To make this a no-sew project (because, sadly, my 1960’s desk-sewing machine combo is no longer functional), I opted for curtain rings with clips. Yay! (I had actually used a silver looking set to hang a shower curtain in the past but they rusted, so I would not recommend them for use near water). You’ll also want to make sure that if you go for a different curtain rod that these rings are big enough to slip your choice.
40-Pack curtain rings with clips
Once I got everything out of the package, I decided how far apart I wanted the four rod mounts to be spaced, then punched guide holes in the wall before adding the drywall anchors and screws included in the packaging. I used a hammer to get the drywall anchors flush and a drill for the screws; though this could also be accomplished using a regular philips screwdriver. With the screws in place, I slipped the mounts on and added the rod.

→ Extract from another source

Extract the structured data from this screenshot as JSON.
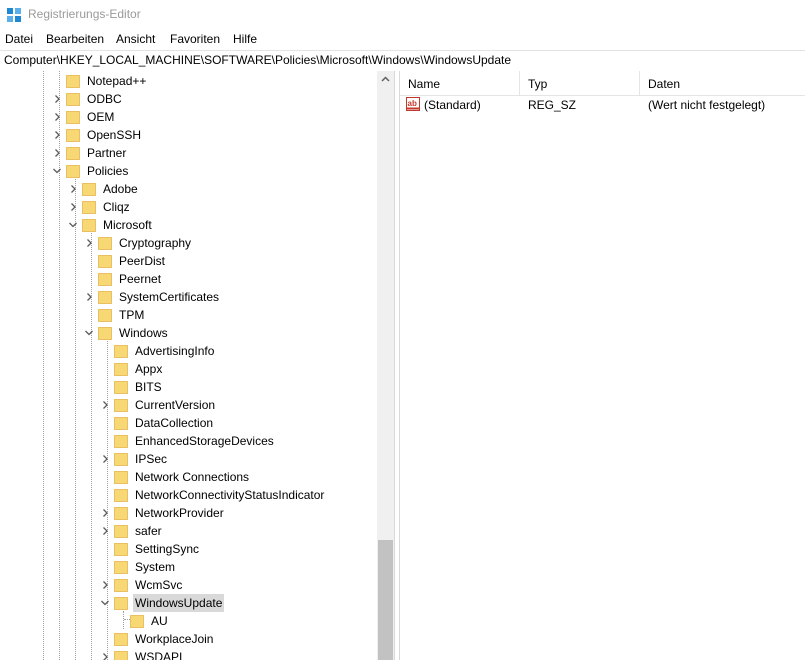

I then moved on to measuring out where I wanted to place the clip rings. I did this by first laying the end of one curtain on top of the other with one a little lower so I could measure both at the same time. After adding a clip 3 inches from each end, I used a permanent marker to add dots every 6 inches in between to note where each additional clip should go. Adding these dots means I can easily take down and wash these curtains as needed without having to remeasure before I put them back up!
spacing your clips/rings evenly will help the curtains hang more attractively
Slipping the rings over the rod was probably the second easiest part of this whole project if you don’t account for having to stand on the back of this sofa (which I had to do a lot!!). The actual easiest part was adding the end caps to the curtain rod, which are totally gorgeous! I couldn’t wait to see how everything would look, of course, so I did actually hang these up before washing to snap a couple of pictures. They smelled like straight packaging, though and I ultimately had them washed by the next day.

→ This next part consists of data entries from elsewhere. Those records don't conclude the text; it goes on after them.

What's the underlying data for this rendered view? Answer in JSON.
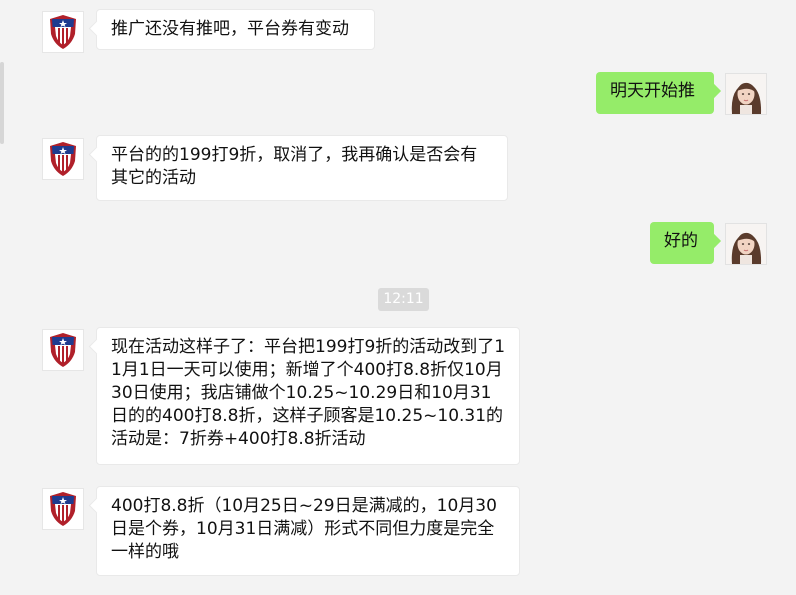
{
  "timestamp": "12:11",
  "messages": [
    {
      "side": "in",
      "text": "推广还没有推吧，平台券有变动"
    },
    {
      "side": "out",
      "text": "明天开始推"
    },
    {
      "side": "in",
      "text": "平台的的199打9折，取消了，我再确认是否会有其它的活动"
    },
    {
      "side": "out",
      "text": "好的"
    },
    {
      "side": "in",
      "text": "现在活动这样子了：平台把199打9折的活动改到了11月1日一天可以使用；新增了个400打8.8折仅10月30日使用；我店铺做个10.25~10.29日和10月31日的的400打8.8折，这样子顾客是10.25~10.31的活动是：7折券+400打8.8折活动"
    },
    {
      "side": "in",
      "text": "400打8.8折（10月25日~29日是满减的，10月30日是个券，10月31日满减）形式不同但力度是完全一样的哦"
    }
  ],
  "colors": {
    "outgoing_bubble": "#95ec69",
    "incoming_bubble": "#ffffff",
    "background": "#f3f3f3"
  },
  "icons": {
    "contact_avatar": "captain-shield-icon",
    "self_avatar": "user-photo"
  }
}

I absolutely love how they came out overall and can’t believe just how much more cozy and complete my space looks with this transformation that was under $100. The new addition has even improved my new habit of opening the blinds each morning.
2021 Update: Since posting this article, I’ve also installed a smaller rod in our nursery with a single panel. Although it isn’t a blackout curtain, it filters light beautifully when closed.